We need much more confidence that Russia and its scientists can account for all of those stocks and aren't handing proliferators this deadly disease, she says.

The White House administration has come to a similar conclusion.

The decision reflects our concern that we cannot be entirely certain that after we destroy the declared stocks in Atlanta and Koltsovo, we will eliminate all the smallpox virus in existence, says Clinton's spokesman, Joe Lockhart.

With a mortality rate of about 30 percent, smallpox has been one of the world's deadliest diseases. Some 500 million people were killed by it from 1900 until 1978, when the last case was reported in Somalia.

The world was declared smallpox-free in 1980, with credit going to the world's most successful vaccination campaign that was overseen by WHO and national governments.

Laboratory stocks in many countries have since been eliminated.

Officially, there are only two laboraties left with stocks on hand: at VECTOR in Russia and at the US Centers for Disease Control and Prevention in Atlanta.

In 1996, WHO recommended that remaining stocks be destroyed but delayed a final decision pending more scientific study.

Russia has opposed destroying the stocks, arguing that infectious diseases like smallpox should never be considered completely eradicated. Washington, which at first supported the WHO recommendation has now changed its mind.

Clinton cited two recent independent reports by the US Institute of Medicine at the National Academy of Sciences which concluded last month that retaining the virus could lead to new and important discoveries with real potential for improving human health.

Such discoveries could include the development of new anti- viral drugs to protect against any future outbreak of the disease and to learn more about and protect against diseases, like AIDS, which attack the human immune system, according to the reports.

Much of the concern that some smallpox stocks may survive outside the US and Russian centres is based on reports by a former senior VECTOR official, Ken Alibek, who defected to the United States in 1992.

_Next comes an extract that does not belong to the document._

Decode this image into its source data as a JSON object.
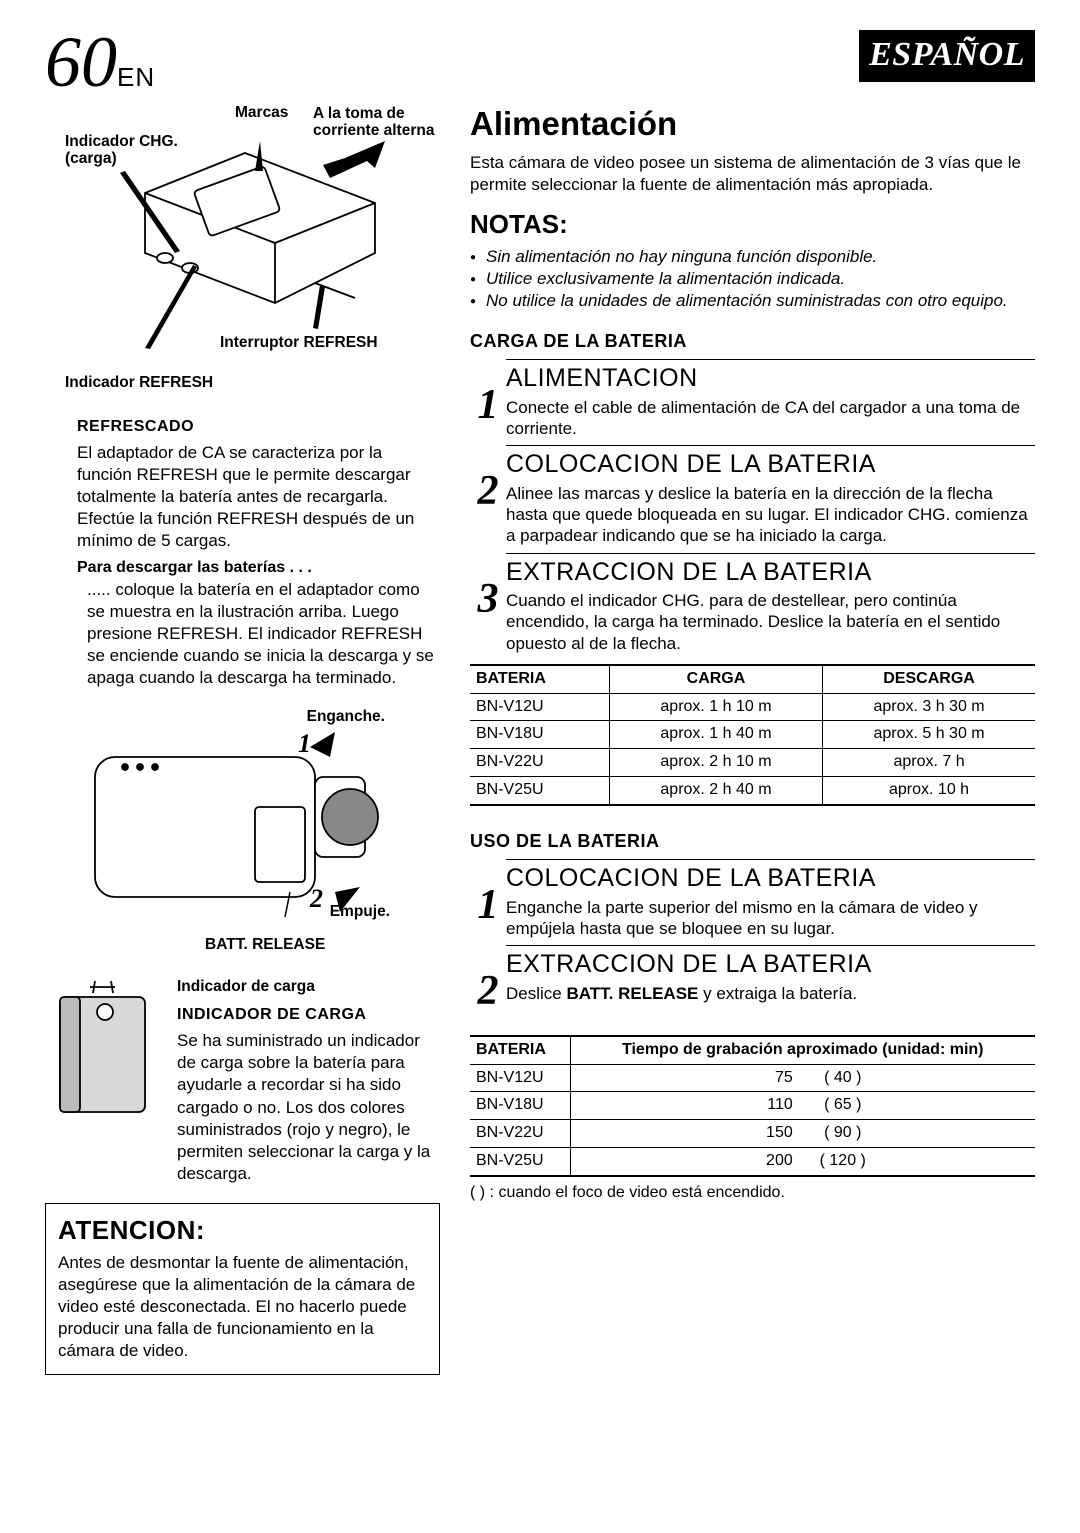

In a recent book and in testimony here, Alibek says that the Soviet Union has produced dozens of tonnes of smallpox and other diseases during the Cold War. Russia also has succeeded in splicing genes from other viruses into smallpox to produce new microbes that might not be susceptible to existing vaccines, he says.

Moreover, Alibek is convinced that the Soviet biological weapons programme has not been completely dismantled.

He gives a very persuasive account, says Smithson, noting that many of the scientists who worked in the programme are now either under- or un-employed in Russia.

How long can they hold out when there are governments and sub- national groups knocking on their doors with real money? she asks.

Any new outbreak of smallpox could wreak a fearsome toll on a population which has never been vaccinated but some disarmament and health activists are worried about the decision to retain the stocks.

We should be working to eliminate research on biological weapons around the world, says Joe Cirincione of the Carnegie Endowment for International Peace. To keep something like this around creates the impression that we're hedging our bets, and that encourages others to hedge theirs, too.

I find it very regrettable, declares Donald Henderson, a former White House science adviser who led the campaign to destroy the samples.

Of all the potential organisims that might be used in bioterrorism, this probably is the most formidable, and I think we should do everything we possibly can to mitigate against the risk of that virus being released at any time in any way.

Michael Moody, an expert at the Chemical and Biological Arms Control Institute in Virginia, agrees that the decision not to destroy represents a serious risk.

But the risks associated with moving towards final elimination could be even more serious given what we don't know about the the production and disposition of some stocks, he adds.